Took the family with some good friends to Fort Mountain this past weekend. Windy on Saturday, but weather was perfect!


----------



## 3ringer (Oct 13, 2016)

Were they full. We camped at Vogel and it was sold out .


----------



## Bob Shaw (Oct 13, 2016)

Last camping trip? We're just coming into the best camping weather of the year.


----------



## T-N-T (Oct 14, 2016)

Camping weather is just getting started!

Nice pics and thanks for sharing


----------



## cjones (Oct 19, 2016)

"Last trip"... Holy moly you must be the ONLY person in the state that is done camping.  We were hoping to make our first family camping trip this weekend, but every state park in Georgia is booked up.  I have to admit - I was not expecting that...


----------



## 660griz (Oct 20, 2016)

Loading up for a week in the woods. Boon docking.


----------



## blood on the ground (Oct 20, 2016)

Looks like you guys did it right! I sure miss those camping trips like that! Excellent job on the cooking by the way!


----------



## loggerhead (Oct 23, 2016)

That's my favorite site at Fort Mountain.


----------



## AM1 (Nov 3, 2016)

cjones said:


> "Last trip"... Holy moly you must be the ONLY person in the state that is done camping.  We were hoping to make our first family camping trip this weekend, but every state park in Georgia is booked up.  I have to admit - I was not expecting that...



We made 4 trips this year, 3 to Fort Mountain and 1 to Cloudland Canyon. Went in April, May, July and October. when you have a senior in highschool band, the fall weekends get booked with games and band competitions. This was it for us. Too busy the rest of the time


----------



## Oldstick (Nov 3, 2016)

AM1 said:


> We made 4 trips this year, 3 to Fort Mountain and 1 to Cloudland Canyon. Went in April, May, July and October. when you have a senior in highschool band, the fall weekends get booked with games and band competitions. This was it for us.
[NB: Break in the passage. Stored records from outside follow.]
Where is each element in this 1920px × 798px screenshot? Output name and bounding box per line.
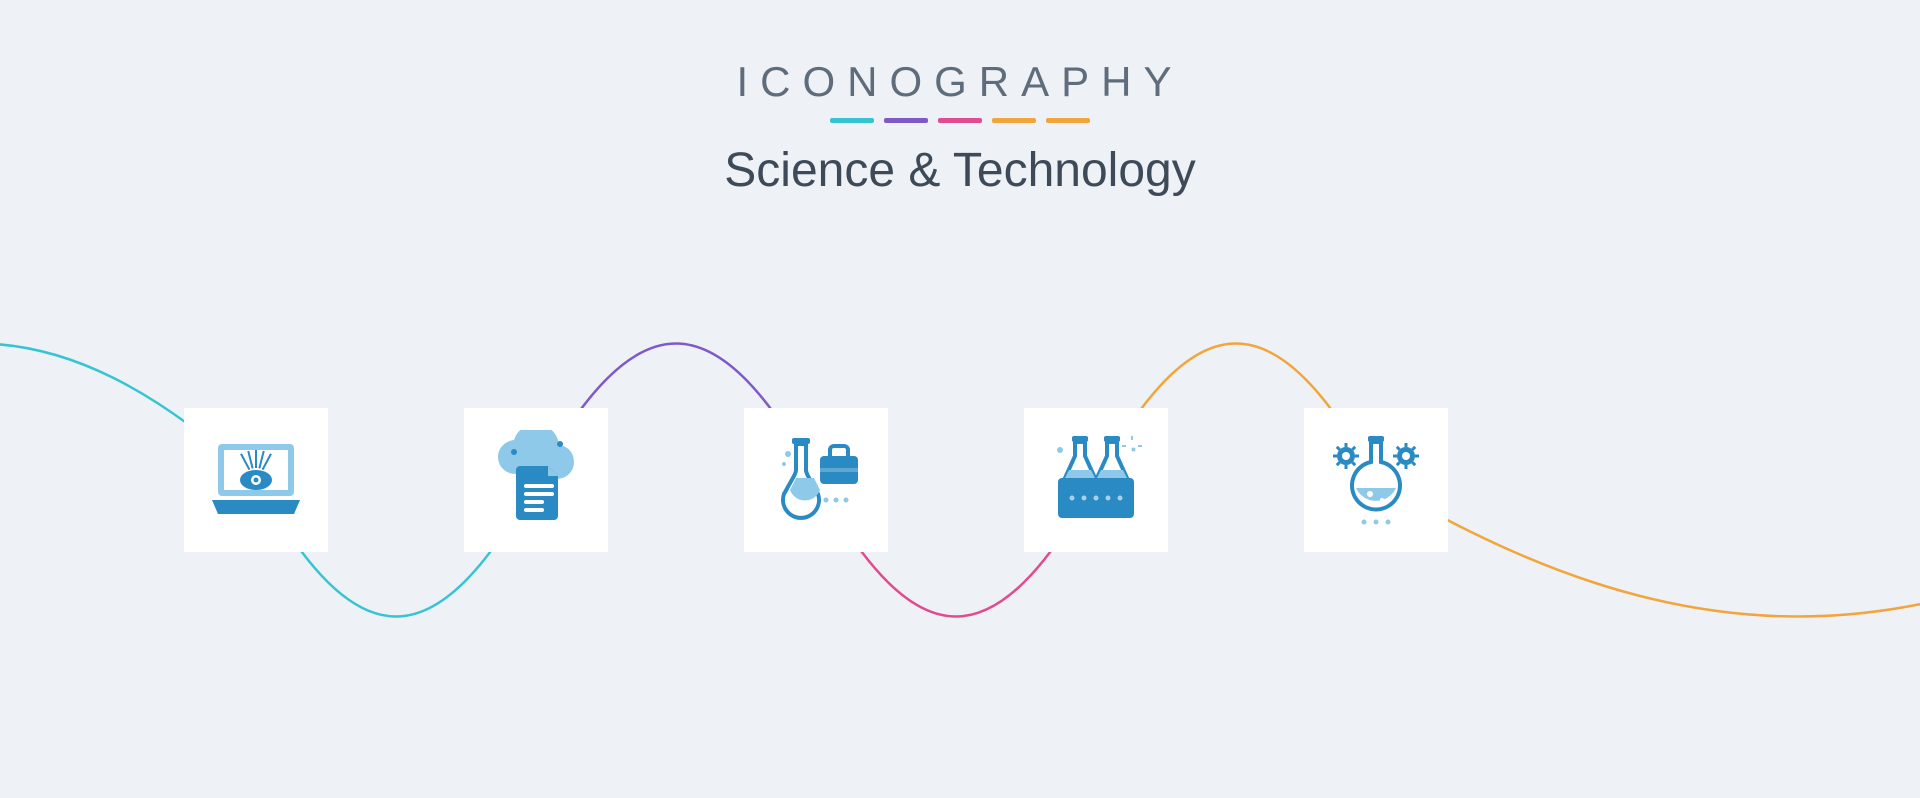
icon-tile bbox=[1024, 408, 1168, 552]
icon-tile bbox=[744, 408, 888, 552]
icon-tile bbox=[184, 408, 328, 552]
cloud-file-icon bbox=[486, 430, 586, 530]
header: ICONOGRAPHY Science & Technology bbox=[0, 58, 1920, 198]
underline-segment bbox=[992, 118, 1036, 123]
laptop-eye-icon bbox=[206, 430, 306, 530]
flask-briefcase-icon bbox=[766, 430, 866, 530]
subtitle: Science & Technology bbox=[0, 143, 1920, 198]
flasks-crate-icon bbox=[1046, 430, 1146, 530]
flask-gears-icon bbox=[1326, 430, 1426, 530]
underline-row bbox=[0, 118, 1920, 123]
infographic-canvas: ICONOGRAPHY Science & Technology bbox=[0, 0, 1920, 798]
underline-segment bbox=[884, 118, 928, 123]
underline-segment bbox=[830, 118, 874, 123]
icon-tile bbox=[464, 408, 608, 552]
logotype: ICONOGRAPHY bbox=[0, 58, 1920, 106]
underline-segment bbox=[938, 118, 982, 123]
icon-tile bbox=[1304, 408, 1448, 552]
underline-segment bbox=[1046, 118, 1090, 123]
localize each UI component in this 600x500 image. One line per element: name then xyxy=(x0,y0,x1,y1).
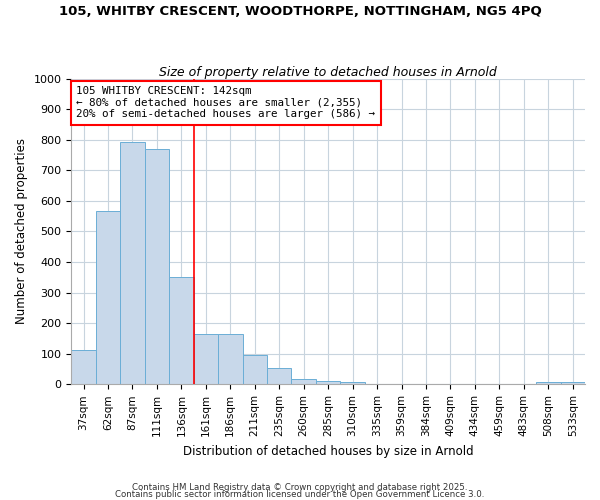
Bar xyxy=(194,334,218,384)
Text: Contains HM Land Registry data © Crown copyright and database right 2025.: Contains HM Land Registry data © Crown c… xyxy=(132,484,468,492)
Bar xyxy=(120,142,145,384)
Text: Contains public sector information licensed under the Open Government Licence 3.: Contains public sector information licen… xyxy=(115,490,485,499)
Bar xyxy=(560,382,585,384)
Bar xyxy=(71,350,96,384)
Bar xyxy=(242,356,267,384)
Bar xyxy=(292,379,316,384)
X-axis label: Distribution of detached houses by size in Arnold: Distribution of detached houses by size … xyxy=(183,444,473,458)
Bar xyxy=(316,380,340,384)
Bar xyxy=(218,334,242,384)
Title: Size of property relative to detached houses in Arnold: Size of property relative to detached ho… xyxy=(159,66,497,78)
Bar xyxy=(267,368,292,384)
Text: 105 WHITBY CRESCENT: 142sqm
← 80% of detached houses are smaller (2,355)
20% of : 105 WHITBY CRESCENT: 142sqm ← 80% of det… xyxy=(76,86,376,120)
Bar xyxy=(340,382,365,384)
Bar xyxy=(169,278,194,384)
Text: 105, WHITBY CRESCENT, WOODTHORPE, NOTTINGHAM, NG5 4PQ: 105, WHITBY CRESCENT, WOODTHORPE, NOTTIN… xyxy=(59,5,541,18)
Bar xyxy=(96,211,120,384)
Bar xyxy=(536,382,560,384)
Y-axis label: Number of detached properties: Number of detached properties xyxy=(15,138,28,324)
Bar xyxy=(145,149,169,384)
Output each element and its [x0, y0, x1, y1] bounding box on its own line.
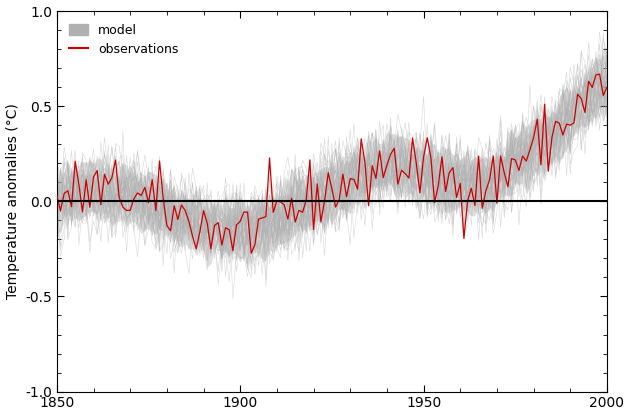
Legend: model, observations: model, observations [63, 17, 185, 62]
Y-axis label: Temperature anomalies (°C): Temperature anomalies (°C) [6, 104, 20, 299]
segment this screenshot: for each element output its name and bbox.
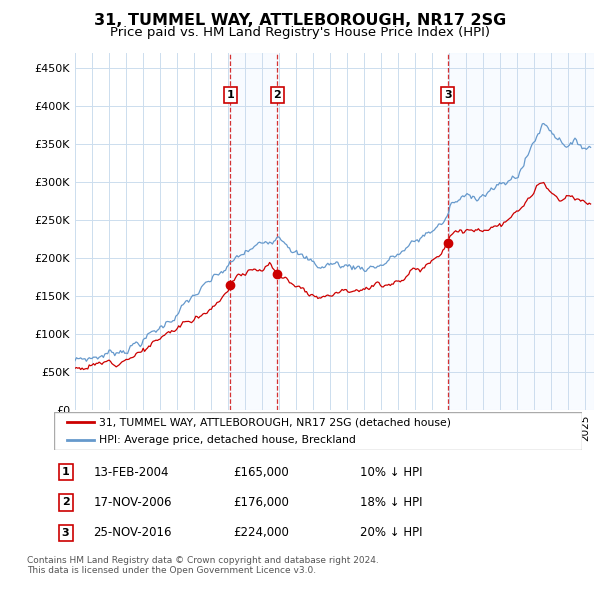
Text: 10% ↓ HPI: 10% ↓ HPI (360, 466, 423, 478)
Bar (230, 53, 277, 410)
Text: 17-NOV-2006: 17-NOV-2006 (94, 496, 172, 509)
Text: Price paid vs. HM Land Registry's House Price Index (HPI): Price paid vs. HM Land Registry's House … (110, 26, 490, 39)
Text: 31, TUMMEL WAY, ATTLEBOROUGH, NR17 2SG (detached house): 31, TUMMEL WAY, ATTLEBOROUGH, NR17 2SG (… (99, 417, 451, 427)
Text: £176,000: £176,000 (233, 496, 289, 509)
Text: £224,000: £224,000 (233, 526, 289, 539)
Text: HPI: Average price, detached house, Breckland: HPI: Average price, detached house, Brec… (99, 435, 356, 445)
Text: 31, TUMMEL WAY, ATTLEBOROUGH, NR17 2SG: 31, TUMMEL WAY, ATTLEBOROUGH, NR17 2SG (94, 13, 506, 28)
Text: 20% ↓ HPI: 20% ↓ HPI (360, 526, 423, 539)
Text: 2: 2 (62, 497, 70, 507)
Bar (448, 53, 594, 410)
Text: 13-FEB-2004: 13-FEB-2004 (94, 466, 169, 478)
Text: £165,000: £165,000 (233, 466, 289, 478)
Text: Contains HM Land Registry data © Crown copyright and database right 2024.
This d: Contains HM Land Registry data © Crown c… (27, 556, 379, 575)
Text: 1: 1 (62, 467, 70, 477)
Text: 3: 3 (444, 90, 451, 100)
Text: 1: 1 (226, 90, 234, 100)
Text: 2: 2 (273, 90, 281, 100)
FancyBboxPatch shape (54, 412, 582, 450)
Text: 18% ↓ HPI: 18% ↓ HPI (360, 496, 423, 509)
Text: 3: 3 (62, 528, 70, 538)
Text: 25-NOV-2016: 25-NOV-2016 (94, 526, 172, 539)
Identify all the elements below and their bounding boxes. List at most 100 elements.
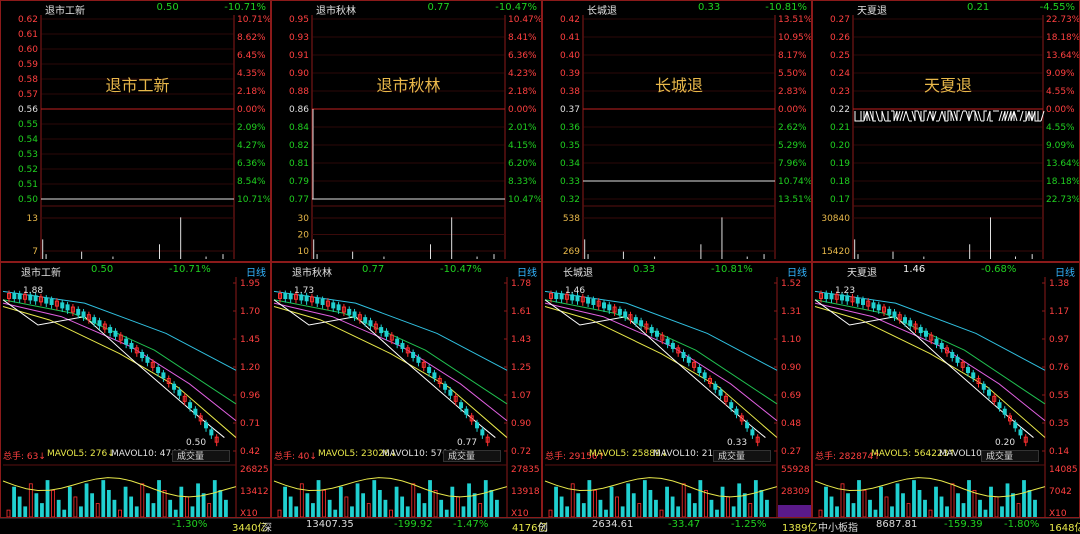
candle-body xyxy=(157,368,160,373)
volume-bar xyxy=(825,487,828,517)
percent-tick: 13.64% xyxy=(1046,159,1080,169)
indicator-select[interactable]: 成交量 xyxy=(443,450,501,462)
percent-tick: 10.71% xyxy=(237,15,271,25)
candle-body xyxy=(904,318,907,323)
price-tick: 1.52 xyxy=(781,279,801,289)
candle-body xyxy=(189,403,192,408)
price-tick: 0.95 xyxy=(289,15,309,25)
price-tick: 0.77 xyxy=(289,195,309,205)
volume-bar xyxy=(107,490,110,517)
volume-bar xyxy=(924,500,927,517)
kline-panel[interactable]: 退市工新 0.50 -10.71% 日线 1.95 1.70 1.45 1.20 0.96 0.7… xyxy=(0,262,271,518)
volume-bar xyxy=(468,484,471,517)
volume-tick: X10 xyxy=(511,509,529,518)
candle-body xyxy=(555,294,558,299)
candle-body xyxy=(481,430,484,435)
price-tick: 0.82 xyxy=(289,141,309,151)
price-tick: 0.34 xyxy=(560,159,580,169)
price-tick: 0.38 xyxy=(560,87,580,97)
candle-body xyxy=(592,299,595,304)
volume-bar xyxy=(317,481,320,517)
volume-bar xyxy=(13,487,16,517)
volume-bar xyxy=(638,504,641,517)
volume-tick: 7 xyxy=(32,247,38,257)
volume-bar xyxy=(185,497,188,517)
volume-bar xyxy=(1012,494,1015,517)
candle-body xyxy=(935,339,938,344)
percent-tick: 4.23% xyxy=(508,69,537,79)
price-tick: 0.22 xyxy=(830,105,850,115)
percent-tick: 2.62% xyxy=(778,123,807,133)
candle-body xyxy=(449,390,452,395)
volume-tick: 13918 xyxy=(511,487,540,497)
price-tick: 0.48 xyxy=(781,419,801,429)
volume-bar xyxy=(202,494,205,517)
intraday-panel[interactable]: 退市秋林 0.77 -10.47% 0.95 0.93 0.91 0.90 0.88 0.86 0… xyxy=(271,0,542,262)
volume-tick: X10 xyxy=(240,509,258,518)
moving-average-line xyxy=(815,303,1045,421)
status-value: -1.30% xyxy=(172,519,207,530)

Too busy the rest of the time



I understand that completely, been there and done that.  

But I am still going to suggest that you aren't nearly finished yet.  Well maybe for 2016, with Thanksgiving and Christmas coming up, but still try to take full advantage of those school holidays too.

The winter time (say after Christmas) is perfect to check out all the GA state parks, especially the ones in South GA.  Usually less crowds, no bugs, and cool temps perfect for a fire.  On the rare case, it does dip to freezing or below, there is nothing like this as a family togetherness experience around the fire.


----------



## lcookie (Nov 16, 2016)

Looks like a good time.


----------